Chinese demand tougher policing of shoddy goods
BEIJING -- Chinese, long plagued by rampant production and distribution of bogus goods, on Thursday voiced hopes that such illegalities can be truly controlled with intensified inspection efforts.
Their calls come on the eve of International Consumer Rights Day, an occasion that has made media headlines around the country.
On China's Twitter-like Sina Weibo service, a discussion organized to share experiences of being cheated or treated unfairly in commerce generated more than 60,000 comments within three days.
The national broadcaster CCTV, which is set to reveal a list of cases concerning fake and inferior goods as well as scams facing consumers in an annual program scheduled for Friday, also invited Internet users to provide information.
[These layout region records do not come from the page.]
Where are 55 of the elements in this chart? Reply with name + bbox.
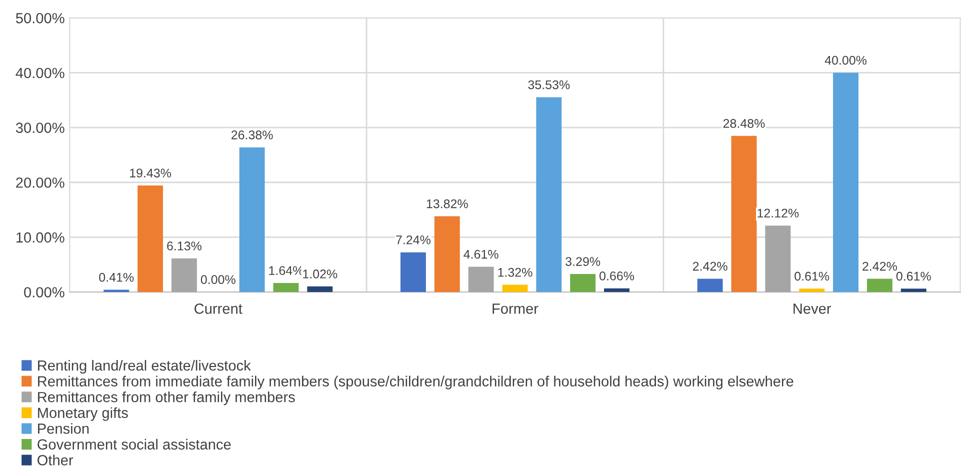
legend-label: Government social assistance xyxy=(38,438,231,450)
legend-label: Pension xyxy=(38,423,89,434)
bar xyxy=(697,278,723,292)
data-label: 40.00% xyxy=(824,56,867,65)
bar xyxy=(307,286,333,292)
bar xyxy=(536,97,562,292)
data-label: 7.24% xyxy=(396,235,430,244)
bar xyxy=(400,252,426,292)
data-label: 0.61% xyxy=(896,272,931,281)
bar xyxy=(171,258,197,292)
bar xyxy=(570,274,596,292)
data-label: 13.82% xyxy=(426,199,468,208)
bar xyxy=(765,226,791,292)
data-label: 0.61% xyxy=(794,272,830,281)
bar xyxy=(604,288,630,292)
data-label: 19.43% xyxy=(130,168,172,178)
bar xyxy=(138,185,163,292)
y-tick-label: 50.00% xyxy=(16,13,64,24)
legend-label: Remittances from immediate family members (spouse/children/grandchildren of household heads) working elsewhere xyxy=(38,376,794,390)
data-label: 28.48% xyxy=(723,119,765,128)
bar xyxy=(731,136,757,292)
data-label: 4.61% xyxy=(464,250,498,259)
data-label: 0.00% xyxy=(200,275,236,284)
y-tick-label: 40.00% xyxy=(16,68,64,78)
data-label: 2.42% xyxy=(692,262,728,271)
bar xyxy=(799,288,825,292)
legend-label: Renting land/real estate/livestock xyxy=(38,360,251,374)
y-tick-label: 10.00% xyxy=(16,232,64,243)
x-tick-label: Never xyxy=(794,304,832,314)
bar xyxy=(866,278,892,292)
data-label: 0.41% xyxy=(99,272,134,282)
data-label: 0.66% xyxy=(600,272,634,280)
data-label: 3.29% xyxy=(566,257,600,266)
data-label: 12.12% xyxy=(758,208,799,218)
y-tick-label: 30.00% xyxy=(16,122,64,133)
data-label: 1.32% xyxy=(498,268,532,277)
data-label: 6.13% xyxy=(167,242,202,250)
bar xyxy=(900,288,926,292)
data-label: 26.38% xyxy=(231,130,273,140)
x-tick-label: Current xyxy=(194,304,242,314)
bar xyxy=(502,284,528,292)
bar xyxy=(239,147,265,292)
x-tick-label: Former xyxy=(492,304,538,314)
bar xyxy=(434,216,460,292)
bar xyxy=(273,283,299,292)
data-label: 1.02% xyxy=(303,270,338,278)
legend-label: Remittances from other family members xyxy=(38,392,295,406)
bar xyxy=(833,72,858,292)
legend-label: Monetary gifts xyxy=(38,407,128,421)
data-label: 2.42% xyxy=(862,262,897,271)
legend-label: Other xyxy=(38,454,74,466)
y-tick-label: 20.00% xyxy=(16,177,64,188)
y-tick-label: 0.00% xyxy=(24,287,64,298)
bar xyxy=(468,266,494,292)
data-label: 35.53% xyxy=(528,80,570,90)
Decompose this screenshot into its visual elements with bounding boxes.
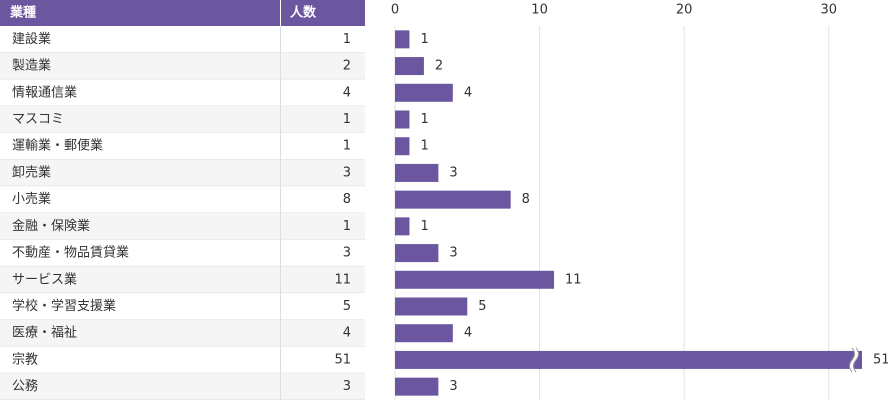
count-cell: 4 bbox=[343, 326, 351, 341]
category-label: 宗教 bbox=[12, 351, 38, 367]
column-header: 業種 bbox=[9, 5, 36, 21]
count-cell: 4 bbox=[343, 85, 351, 100]
table-row bbox=[0, 266, 365, 294]
bar bbox=[395, 244, 439, 263]
category-label: 公務 bbox=[12, 379, 38, 394]
count-cell: 1 bbox=[343, 219, 351, 234]
value-label: 3 bbox=[449, 246, 457, 261]
x-tick-label: 10 bbox=[531, 3, 548, 18]
bar bbox=[395, 57, 424, 76]
plot-area bbox=[395, 30, 862, 396]
value-label: 3 bbox=[449, 379, 457, 394]
table-row bbox=[0, 26, 365, 53]
category-label: マスコミ bbox=[12, 112, 64, 127]
value-label: 8 bbox=[522, 192, 530, 207]
bar bbox=[395, 110, 410, 129]
count-cell: 11 bbox=[334, 272, 351, 287]
table-row bbox=[0, 52, 365, 80]
value-label: 5 bbox=[478, 299, 486, 314]
table-row bbox=[0, 106, 365, 133]
count-cell: 8 bbox=[343, 192, 351, 207]
x-tick-label: 30 bbox=[820, 3, 837, 18]
bar bbox=[395, 377, 439, 396]
count-cell: 3 bbox=[343, 246, 351, 261]
table-row bbox=[0, 239, 365, 267]
axis-break bbox=[849, 346, 859, 374]
category-label: 建設業 bbox=[12, 31, 51, 47]
axis-break bbox=[849, 347, 859, 373]
category-label: 不動産・物品賃貸業 bbox=[12, 245, 129, 261]
bar bbox=[395, 190, 511, 209]
table-row bbox=[0, 159, 365, 187]
count-cell: 1 bbox=[343, 32, 351, 47]
value-label: 51 bbox=[873, 352, 888, 367]
table-row bbox=[0, 186, 365, 213]
bar bbox=[395, 217, 410, 236]
value-label: 1 bbox=[420, 139, 428, 154]
bar bbox=[395, 350, 862, 369]
table-row bbox=[0, 373, 365, 400]
category-label: 卸売業 bbox=[12, 164, 51, 180]
bar bbox=[395, 324, 453, 343]
bar bbox=[395, 297, 468, 316]
category-label: 製造業 bbox=[12, 58, 51, 74]
category-label: サービス業 bbox=[12, 271, 77, 287]
value-label: 4 bbox=[464, 85, 472, 100]
category-label: 運輸業・郵便業 bbox=[12, 138, 103, 154]
value-label: 3 bbox=[449, 165, 457, 180]
table-row bbox=[0, 79, 365, 107]
value-label: 1 bbox=[420, 219, 428, 234]
category-label: 医療・福祉 bbox=[12, 326, 77, 341]
x-tick-label: 0 bbox=[391, 3, 399, 18]
value-label: 1 bbox=[420, 112, 428, 127]
count-cell: 2 bbox=[343, 59, 351, 74]
value-label: 11 bbox=[565, 272, 582, 287]
table-row bbox=[0, 132, 365, 160]
count-cell: 5 bbox=[343, 299, 351, 314]
table-row bbox=[0, 213, 365, 240]
count-cell: 1 bbox=[343, 139, 351, 154]
category-label: 情報通信業 bbox=[12, 84, 77, 100]
category-label: 小売業 bbox=[12, 191, 51, 207]
table-row bbox=[0, 346, 365, 374]
table-header bbox=[0, 0, 365, 26]
bar bbox=[395, 83, 453, 102]
count-cell: 3 bbox=[343, 379, 351, 394]
bar bbox=[395, 137, 410, 156]
value-label: 4 bbox=[464, 326, 472, 341]
column-header: 人数 bbox=[290, 5, 317, 21]
bar bbox=[395, 270, 555, 289]
table-row bbox=[0, 293, 365, 320]
value-label: 2 bbox=[435, 59, 443, 74]
count-cell: 1 bbox=[343, 112, 351, 127]
category-label: 金融・保険業 bbox=[12, 218, 90, 234]
table-row bbox=[0, 319, 365, 347]
value-label: 1 bbox=[420, 32, 428, 47]
x-tick-label: 20 bbox=[676, 3, 693, 18]
count-cell: 51 bbox=[334, 352, 351, 367]
category-label: 学校・学習支援業 bbox=[12, 298, 116, 314]
count-cell: 3 bbox=[343, 165, 351, 180]
bar bbox=[395, 30, 410, 49]
bar bbox=[395, 163, 439, 182]
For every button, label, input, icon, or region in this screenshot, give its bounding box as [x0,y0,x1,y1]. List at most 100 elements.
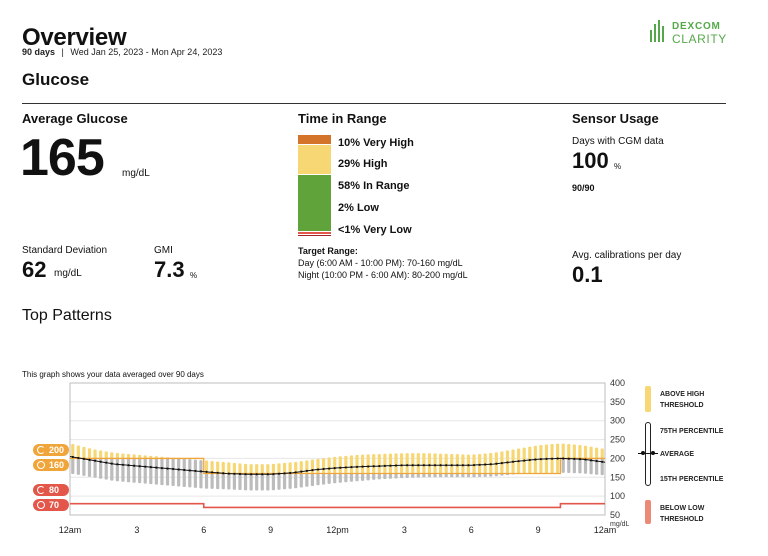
average-point [562,457,565,460]
target-range-night: Night (10:00 PM - 6:00 AM): 80-200 mg/dL [298,270,468,280]
night-high-value: 200 [49,445,65,455]
above-threshold-bar [221,461,225,474]
percentile-bar [87,458,92,477]
percentile-bar [572,458,576,474]
above-threshold-bar [299,461,303,474]
legend-average-dot [651,451,655,455]
above-threshold-bar [377,453,381,474]
legend-above-label: ABOVE HIGH THRESHOLD [660,391,705,409]
logo-product: CLARITY [672,32,727,46]
day-high-value: 160 [49,460,65,470]
above-threshold-bar [338,456,342,474]
percentile-bar [483,473,487,477]
average-point [601,460,604,463]
above-threshold-bar [271,463,276,474]
tir-label-very-low: <1% Very Low [338,224,412,236]
above-threshold-bar [232,462,237,474]
percentile-bar [115,458,119,482]
average-point [300,470,303,473]
average-point [506,461,509,464]
average-point [450,464,453,467]
average-point [294,471,297,474]
average-point [211,471,214,474]
x-tick-label: 12am [594,525,617,535]
percentile-bar [466,473,471,478]
legend-p15-label: 15TH PERCENTILE [660,476,724,483]
y-tick-label: 100 [610,491,625,501]
above-threshold-bar [394,453,398,474]
percentile-bar [321,473,326,485]
percentile-bar [338,473,342,483]
average-point [121,463,125,466]
above-threshold-bar [399,453,404,474]
above-threshold-bar [121,453,125,459]
average-point [183,468,186,472]
average-point [261,473,264,476]
percentile-bar [182,458,186,487]
percentile-bar [171,458,175,487]
target-range-title: Target Range: [298,246,358,256]
above-threshold-bar [383,453,387,474]
gmi-value: 7.3 [154,257,185,282]
night-low-value: 80 [49,485,60,495]
average-point [166,467,169,470]
average-point [372,465,375,468]
above-threshold-bar [422,453,426,474]
average-point [517,460,520,463]
percentile-bar [567,458,571,474]
sensor-usage-title: Sensor Usage [572,111,659,126]
above-threshold-bar [589,446,593,459]
average-point [478,463,481,466]
above-threshold-bar [76,445,80,459]
average-glucose-title: Average Glucose [22,111,128,126]
average-point [171,467,175,471]
percentile-bar [216,473,220,490]
average-point [550,457,554,460]
page-title: Overview [22,24,127,51]
average-point [266,473,269,476]
period-days: 90 days [22,47,56,57]
average-point [155,466,158,469]
percentile-bar [277,473,281,490]
percentile-bar [99,458,103,479]
above-threshold-bar [104,451,108,459]
above-threshold-bar [450,453,454,474]
percentile-bar [294,473,298,489]
x-tick-label: 12am [59,525,82,535]
percentile-bar [188,459,192,488]
section-title-glucose: Glucose [22,70,90,89]
percentile-bar [243,473,248,491]
percentile-bar [461,473,465,478]
percentile-bar [204,473,209,489]
tir-segment-low [298,231,331,235]
x-tick-label: 6 [469,525,474,535]
sun-icon [37,461,45,469]
above-threshold-bar [388,453,393,474]
percentile-bar [71,458,75,474]
above-threshold-bar [355,454,359,474]
average-point [311,469,314,472]
above-threshold-bar [327,457,331,474]
percentile-bar [177,458,181,487]
calibrations-value: 0.1 [572,262,603,287]
percentile-bar [578,458,582,474]
legend-below-swatch [645,500,651,524]
percentile-bar [394,473,398,479]
percentile-bar [138,458,142,484]
legend-p75-label: 75TH PERCENTILE [660,428,724,435]
average-point [160,466,164,470]
chart-frame [69,382,606,516]
average-point [417,464,420,467]
average-point [355,465,359,468]
percentile-bar [266,473,270,491]
average-point [77,456,80,460]
section-divider [22,103,726,104]
above-threshold-bar [372,454,376,474]
y-unit-label: mg/dL [610,521,630,528]
cgm-days-label: Days with CGM data [572,136,664,147]
y-tick-label: 150 [610,472,625,482]
percentile-bar [249,473,253,491]
percentile-bar [478,473,482,478]
average-point [383,464,386,467]
percentile-bar [76,458,80,475]
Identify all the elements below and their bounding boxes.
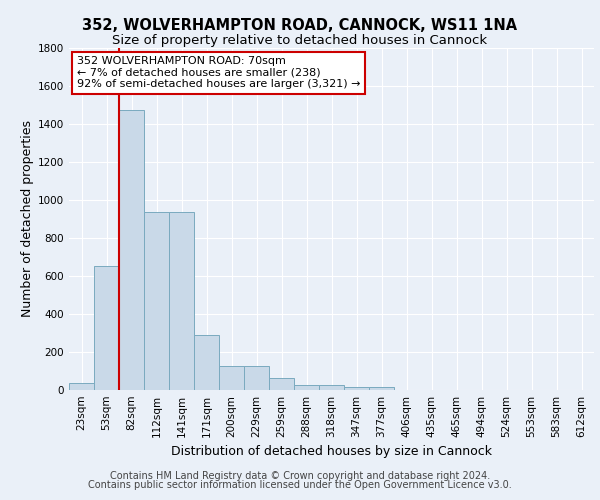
Bar: [369, 387, 394, 390]
Bar: [244, 366, 269, 390]
Bar: [94, 266, 119, 390]
Bar: [119, 110, 144, 390]
Text: Size of property relative to detached houses in Cannock: Size of property relative to detached ho…: [112, 34, 488, 47]
Text: Contains HM Land Registry data © Crown copyright and database right 2024.: Contains HM Land Registry data © Crown c…: [110, 471, 490, 481]
Bar: [194, 335, 219, 390]
Bar: [69, 383, 94, 390]
Bar: [169, 212, 194, 390]
Text: 352, WOLVERHAMPTON ROAD, CANNOCK, WS11 1NA: 352, WOLVERHAMPTON ROAD, CANNOCK, WS11 1…: [82, 18, 518, 32]
Bar: [144, 212, 169, 390]
Y-axis label: Number of detached properties: Number of detached properties: [21, 120, 34, 318]
Text: 352 WOLVERHAMPTON ROAD: 70sqm
← 7% of detached houses are smaller (238)
92% of s: 352 WOLVERHAMPTON ROAD: 70sqm ← 7% of de…: [77, 56, 361, 90]
Bar: [319, 384, 344, 390]
Bar: [219, 366, 244, 390]
Text: Contains public sector information licensed under the Open Government Licence v3: Contains public sector information licen…: [88, 480, 512, 490]
Bar: [344, 387, 369, 390]
Bar: [269, 378, 294, 390]
Bar: [294, 384, 319, 390]
X-axis label: Distribution of detached houses by size in Cannock: Distribution of detached houses by size …: [171, 446, 492, 458]
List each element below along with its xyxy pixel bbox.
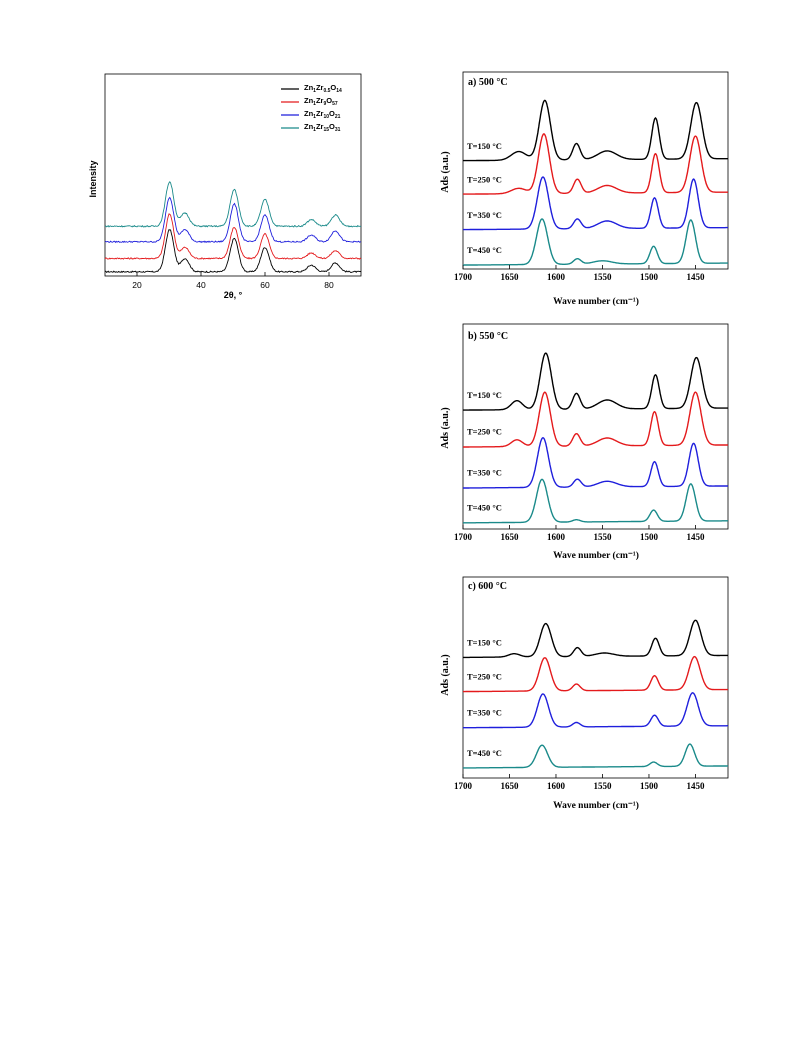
ftir-c-ylabel: Ads (a.u.) (440, 654, 451, 695)
xrd-series-line (104, 228, 362, 274)
ftir-b-plot-frame (462, 323, 729, 530)
ftir-a-xticks: 1700 1650 1600 1550 1500 1450 (454, 265, 705, 282)
xrd-legend-label: Zn1Zr15O31 (304, 122, 341, 133)
ftir-chart-c: Ads (a.u.) c) 600 °C T=150 °C T=250 °C T=3… (440, 576, 729, 811)
ftir-chart-a: Ads (a.u.) a) 500 °C T=150 °C T=250 °C T=3… (440, 71, 729, 307)
ftir-chart-b: Ads (a.u.) b) 550 °C T=150 °C T=250 °C T=3… (440, 323, 729, 561)
ftir-c-series-group: T=150 °C T=250 °C T=350 °C T=450 °C (462, 619, 728, 769)
ftir-series-label: T=150 °C (467, 637, 502, 647)
ftir-xtick-label: 1700 (454, 272, 473, 282)
ftir-c-plot-frame (462, 576, 729, 779)
ftir-b-series-group: T=150 °C T=250 °C T=350 °C T=450 °C (463, 352, 729, 524)
ftir-series-line (463, 218, 728, 266)
ftir-series-label: T=350 °C (467, 708, 502, 718)
ftir-series-label: T=150 °C (467, 390, 502, 400)
ftir-series-label: T=250 °C (467, 427, 502, 437)
ftir-a-series-group: T=150 °C T=250 °C T=350 °C T=450 °C (463, 99, 728, 266)
ftir-c-title: c) 600 °C (468, 581, 507, 592)
ftir-series-line (463, 478, 728, 524)
ftir-xtick-label: 1600 (547, 272, 566, 282)
ftir-xtick-label: 1700 (454, 532, 473, 542)
ftir-xtick-label: 1650 (500, 532, 519, 542)
ftir-series-label: T=250 °C (467, 672, 502, 682)
xrd-legend: Zn1Zr0.5O14 Zn1Zr9O57 Zn1Zr10O21 Zn1Zr15O31 (281, 83, 342, 133)
xrd-series-line (104, 196, 362, 244)
ftir-series-line (463, 619, 728, 659)
ftir-c-xlabel: Wave number (cm⁻¹) (553, 800, 639, 811)
xrd-xtick-label: 40 (196, 280, 206, 290)
xrd-xtick-label: 20 (132, 280, 142, 290)
ftir-series-label: T=450 °C (467, 245, 502, 255)
ftir-xtick-label: 1600 (547, 781, 566, 791)
xrd-chart: Intensity Zn1Zr0.5O14 Zn1Zr9O57 Zn1Zr10O21… (88, 73, 362, 300)
ftir-xtick-label: 1550 (593, 781, 612, 791)
xrd-legend-label: Zn1Zr0.5O14 (304, 83, 342, 94)
ftir-series-label: T=250 °C (467, 174, 502, 184)
ftir-xtick-label: 1450 (686, 532, 705, 542)
xrd-ylabel: Intensity (88, 160, 98, 197)
xrd-series-line (104, 213, 362, 260)
xrd-xtick-label: 80 (324, 280, 334, 290)
ftir-series-label: T=450 °C (467, 748, 502, 758)
xrd-legend-label: Zn1Zr9O57 (304, 96, 338, 107)
xrd-xlabel: 2θ, ° (224, 290, 243, 300)
xrd-legend-label: Zn1Zr10O21 (304, 109, 341, 120)
ftir-series-line (463, 437, 729, 489)
ftir-a-plot-frame (462, 71, 729, 270)
ftir-xtick-label: 1450 (686, 272, 705, 282)
ftir-xtick-label: 1450 (686, 781, 705, 791)
ftir-series-line (463, 133, 728, 195)
xrd-series-line (104, 181, 362, 228)
ftir-xtick-label: 1700 (454, 781, 473, 791)
ftir-xtick-label: 1500 (640, 781, 659, 791)
ftir-series-line (463, 743, 728, 769)
ftir-series-label: T=150 °C (467, 141, 502, 151)
ftir-xtick-label: 1650 (500, 272, 519, 282)
ftir-a-xlabel: Wave number (cm⁻¹) (553, 296, 639, 307)
xrd-series-group (104, 181, 362, 274)
ftir-xtick-label: 1650 (500, 781, 519, 791)
ftir-xtick-label: 1500 (640, 532, 659, 542)
ftir-xtick-label: 1550 (593, 532, 612, 542)
ftir-series-line (463, 655, 728, 693)
ftir-series-label: T=350 °C (467, 210, 502, 220)
ftir-series-line (463, 99, 728, 162)
ftir-xtick-label: 1550 (593, 272, 612, 282)
xrd-xtick-label: 60 (260, 280, 270, 290)
ftir-a-ylabel: Ads (a.u.) (440, 151, 451, 192)
ftir-b-xticks: 1700 1650 1600 1550 1500 1450 (454, 525, 705, 542)
ftir-series-line (462, 692, 728, 729)
ftir-b-ylabel: Ads (a.u.) (440, 407, 451, 448)
ftir-series-line (463, 352, 729, 411)
ftir-xtick-label: 1600 (547, 532, 566, 542)
xrd-xticks: 20 40 60 80 (132, 272, 334, 290)
ftir-series-label: T=450 °C (467, 503, 502, 513)
xrd-plot-frame (104, 73, 362, 277)
ftir-series-line (463, 391, 729, 448)
ftir-a-title: a) 500 °C (468, 77, 508, 88)
ftir-b-xlabel: Wave number (cm⁻¹) (553, 550, 639, 561)
ftir-b-title: b) 550 °C (468, 331, 508, 342)
ftir-series-line (463, 176, 728, 231)
ftir-c-xticks: 1700 1650 1600 1550 1500 1450 (454, 774, 705, 791)
ftir-series-label: T=350 °C (467, 468, 502, 478)
ftir-xtick-label: 1500 (640, 272, 659, 282)
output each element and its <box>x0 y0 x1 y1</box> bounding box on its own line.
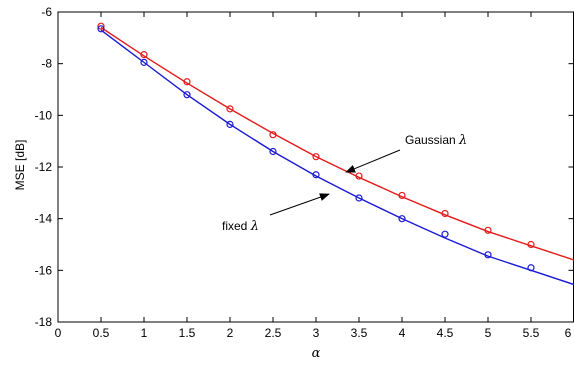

In scenes that China has long grown accustomed to on a periodic basis, recent days have also seen a concentration of inspection visits to markets and factories and burning of fake or inferior goods by officials.
True, the tightened oversight ahead of Consumer Rights Day is useful and even dramatic. But the public want more to be done.
"Targeting these illegalities on just one day won't really help, and instead we should focus on product and service quality as well as consumer rights protection year round," read one Weibo entry.
Another Internet user wrote, "Government agencies should beef up their inspection and control efforts, and guilty producers and traders should be severely punished for breaking the law."